Le caprice du cérémonial a introduit dans le style diplomatique un double usage des titres , qui désignent les liens du sang. On s'en sert tant pour marquer les liens du sang qui existent effectivement entre les souverains, que pour exprimer des relations politiques égales ou inégales qui subsistent entre eux.

La piété a fait donner au Pape le titre de TrèsSaint Père.—Les Rois se qualifient réciproquement de Frères ; mais le titre de cousin et celui de Neveu désignent l'infériorité de celui qui les reçoit sans oser les rendre.

Le Roi de France, Louis xvi, donnait dès le commencement de son règne à chaque prince, auquel il était uni des liens du sang, indépendamment du traitement d'usage, la qualification indiquée par le degré de parenté; c'est ainsi qu'il signait les lettres à l'Empereur d'Allemagne, en se nommant son Frère et Beau - Frère ; celles à l'Électeur de Trèves, en se disant son cousin et neveu, et celles à l'Électeur de Saxe, en souscrivant Votre frère et cousin.

V. Des titres de courtoisie.

Les titres dont la courtoisie a imaginé de relever les dignités sont : pour le Pape, Saint Père et Sa Sainteté; pour les empereurs Sire et Sa Majesté Impériale; pour les rois, Sire et Sa Majesté; pour le Grand-Seigneur, Sa Hautesse; pour les autres princes souverains, Monseigneur et Son Altesse Sérénissime ; pour les princes héréditaires d'une couronne et pour les autres princes , fils des rois, Monseigneur et Son Altesse Impériale ou Royale; pour les autres princes du sang royal et pour les princes souverains, Monseigneur et Son Altesse Sérénissime; pour les autres princes des familles souveraines, Monseigneur et Son Altesse.

Quant aux Princes , Ducs, etc., titrés, et aux personnes revêtues des premières dignités de l'état, l'usage de la courtoisie varie trop pour qu'il soit possible de le déterminer exactement.
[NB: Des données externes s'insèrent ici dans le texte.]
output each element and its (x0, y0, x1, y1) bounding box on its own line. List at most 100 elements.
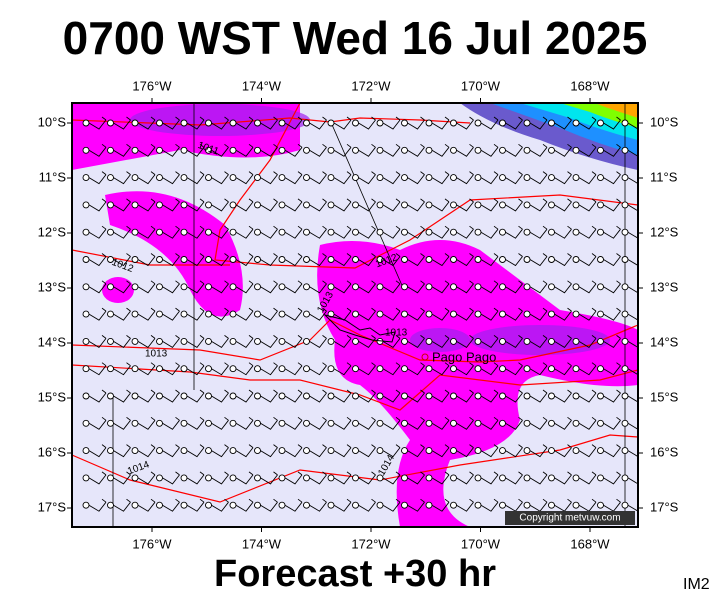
station (376, 310, 384, 318)
lon-label: 172°W (351, 536, 391, 551)
station (597, 474, 604, 482)
barb (382, 471, 401, 485)
station (131, 174, 139, 182)
station (180, 146, 188, 154)
barb (186, 389, 205, 403)
station (352, 337, 359, 345)
barb (260, 171, 278, 185)
barb (333, 198, 352, 212)
station (572, 447, 580, 455)
barb (431, 307, 450, 321)
station (278, 256, 286, 263)
barb (235, 198, 254, 212)
lon-label: 170°W (461, 78, 501, 93)
station (597, 119, 604, 127)
barb (505, 171, 523, 185)
station (621, 447, 629, 455)
barb (456, 143, 474, 157)
station (131, 256, 139, 263)
barb (578, 225, 597, 239)
barb (284, 143, 303, 157)
barb (88, 171, 107, 185)
barb (235, 498, 254, 512)
station (597, 146, 604, 154)
barb (603, 362, 621, 376)
barb (603, 116, 621, 130)
station (156, 337, 163, 345)
station (278, 447, 286, 455)
station (499, 419, 506, 427)
station (376, 201, 384, 209)
station (278, 337, 286, 345)
barb (505, 280, 523, 294)
station (376, 174, 384, 182)
barb (260, 253, 278, 267)
barb (480, 198, 499, 212)
barb (627, 177, 638, 185)
station (499, 174, 506, 182)
barb (333, 280, 352, 294)
station (450, 392, 457, 400)
island (323, 314, 396, 343)
station (229, 419, 237, 427)
barb (358, 444, 376, 458)
barb (309, 498, 327, 512)
barb (358, 498, 376, 512)
station (352, 256, 359, 263)
station (180, 447, 188, 455)
station (180, 310, 188, 318)
barb (431, 280, 450, 294)
barb (603, 225, 621, 239)
barb (137, 143, 156, 157)
barb (358, 225, 376, 239)
barb (529, 307, 548, 321)
barb (162, 143, 180, 157)
station (327, 146, 335, 154)
barb (480, 471, 499, 485)
barb (578, 444, 597, 458)
barb (211, 225, 229, 239)
station (376, 447, 384, 455)
barb (309, 171, 327, 185)
station (254, 201, 261, 209)
barb (529, 143, 548, 157)
station (327, 365, 335, 373)
station (229, 146, 237, 154)
station (156, 474, 163, 482)
barb (260, 444, 278, 458)
barb (456, 416, 474, 430)
station (450, 201, 457, 209)
station (474, 447, 482, 455)
barb (603, 253, 621, 267)
copyright-box (505, 511, 635, 525)
barb (431, 416, 450, 430)
barb (309, 471, 327, 485)
station (523, 447, 531, 455)
barb (554, 362, 572, 376)
lat-label: 15°S (650, 389, 679, 404)
barb (382, 225, 401, 239)
station (376, 392, 384, 400)
station (425, 419, 433, 427)
barb (627, 313, 638, 321)
station (425, 337, 433, 345)
station (425, 365, 433, 373)
barb (382, 498, 401, 512)
station (376, 419, 384, 427)
station (548, 228, 555, 236)
station (352, 501, 359, 509)
axis-labels: 176°W 176°W 174°W 174°W 172°W 172°W 170°W 170°W… (38, 78, 679, 551)
station (548, 392, 555, 400)
barb (88, 307, 107, 321)
station (352, 146, 359, 154)
station (425, 474, 433, 482)
barb (260, 143, 278, 157)
barb (382, 198, 401, 212)
station (229, 283, 237, 291)
barb (88, 416, 107, 430)
station (131, 201, 139, 209)
barb (333, 498, 352, 512)
station (229, 310, 237, 318)
barb (407, 198, 425, 212)
barb (235, 335, 254, 348)
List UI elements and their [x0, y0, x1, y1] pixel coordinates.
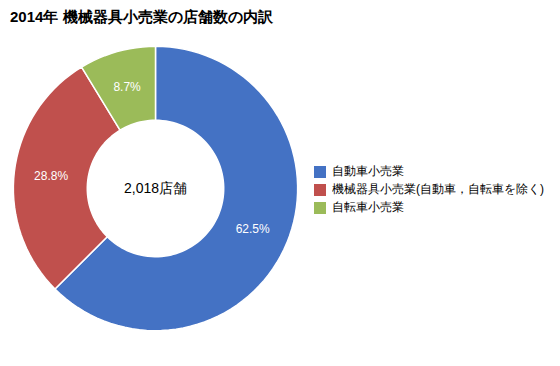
svg-text:8.7%: 8.7%: [113, 80, 141, 94]
html-text:2014年 機械器具小売業の店舗数の内訳: 2014年 機械器具小売業の店舗数の内訳: [10, 8, 273, 25]
svg-text:28.8%: 28.8%: [34, 169, 68, 183]
svg-text:62.5%: 62.5%: [236, 222, 270, 236]
html-text:自動車小売業: 自動車小売業: [332, 164, 404, 178]
html-text:機械器具小売業(自動車，自転車を除く): 機械器具小売業(自動車，自転車を除く): [332, 182, 544, 196]
html-text:自転車小売業: 自転車小売業: [332, 200, 404, 214]
svg-text:2,018店舗: 2,018店舗: [124, 180, 187, 196]
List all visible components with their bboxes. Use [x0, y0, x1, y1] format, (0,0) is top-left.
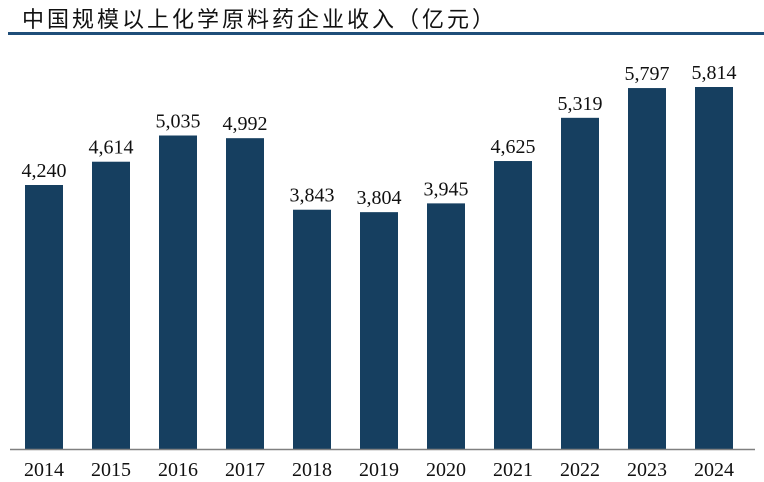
bar-2018 — [293, 209, 331, 449]
bar-2021 — [494, 161, 532, 449]
x-tick-label-2018: 2018 — [292, 459, 332, 481]
data-label-2018: 3,843 — [290, 185, 335, 207]
data-label-2019: 3,804 — [357, 187, 402, 209]
bar-2023 — [628, 88, 666, 450]
data-label-2024: 5,814 — [692, 62, 737, 84]
x-tick-label-2014: 2014 — [24, 459, 64, 481]
x-tick-label-2020: 2020 — [426, 459, 466, 481]
x-tick-label-2017: 2017 — [225, 459, 265, 481]
bar-2024 — [695, 87, 733, 449]
title-rule — [8, 32, 764, 35]
data-label-2022: 5,319 — [558, 93, 603, 115]
bar-2019 — [360, 212, 398, 449]
x-tick-label-2021: 2021 — [493, 459, 533, 481]
data-label-2023: 5,797 — [625, 63, 670, 85]
chart-title: 中国规模以上化学原料药企业收入（亿元） — [22, 8, 498, 33]
x-tick-label-2019: 2019 — [359, 459, 399, 481]
bar-2016 — [159, 135, 197, 449]
data-label-2016: 5,035 — [156, 111, 201, 133]
data-label-2020: 3,945 — [424, 178, 469, 200]
x-tick-label-2016: 2016 — [158, 459, 198, 481]
data-label-2014: 4,240 — [22, 160, 67, 182]
x-tick-label-2022: 2022 — [560, 459, 600, 481]
bar-2022 — [561, 117, 599, 449]
x-tick-label-2015: 2015 — [91, 459, 131, 481]
data-label-2015: 4,614 — [89, 137, 134, 159]
data-label-2021: 4,625 — [491, 136, 536, 158]
bar-2015 — [92, 161, 130, 450]
x-tick-label-2023: 2023 — [627, 459, 667, 481]
bar-2017 — [226, 138, 264, 449]
data-label-2017: 4,992 — [223, 113, 268, 135]
bar-2020 — [427, 203, 465, 449]
x-tick-label-2024: 2024 — [694, 459, 734, 481]
bar-2014 — [25, 185, 63, 449]
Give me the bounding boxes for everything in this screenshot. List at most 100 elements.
La vanité exige les titres, la flatterie les prodigue, et quelquefois l'orgueil les refuse. Il faut donc s'instruire des usages de chaque pays pour ne point blesser le cérémonial.

On donne aux cardinaux : Monseigneur et Son

Éminence; aux archevêques et évêques , Morseigneur et Sa Grandeur. Dans presque toute l'Europe le titre d'Excellence est attaché à toutes les grandes charges de la cour, de l'état et de l'armée, et aux envoyés du premier rang. Il appartient de même au président des États-Unis et au Land Amman des cantons suisses.

Lorsqu'il y a lieu, les titres dont nous venons de parler se donnent aux femmes, à l'exception de ceux en apostrophe, qui sont remplacés par le simple mot, Madame.

VI. Du Pape.

En parlant du Pape on dit d'abord : le Pape ou le Saint Père , et dans la suite du discours, tantot Sa Sainteté, tantôt le Saint Père , tantôt encore le Souverain Pontife. - En s'adressant au Pape on dit d'abord en apostrophe : Très - Saint Père, et dans la suite du discours , Très-Saint Père et Votre Sainteté.

VII. Des Empereurs.

En parlant des empereurs on dit : Sa Majesté l’Empereur, ou l'Empereur; en continuant on emploie le même titre ou celui de Sa Majesté Impériale, ou simplement Sa Majesté, et quelquefois le Sérénissime Empereur.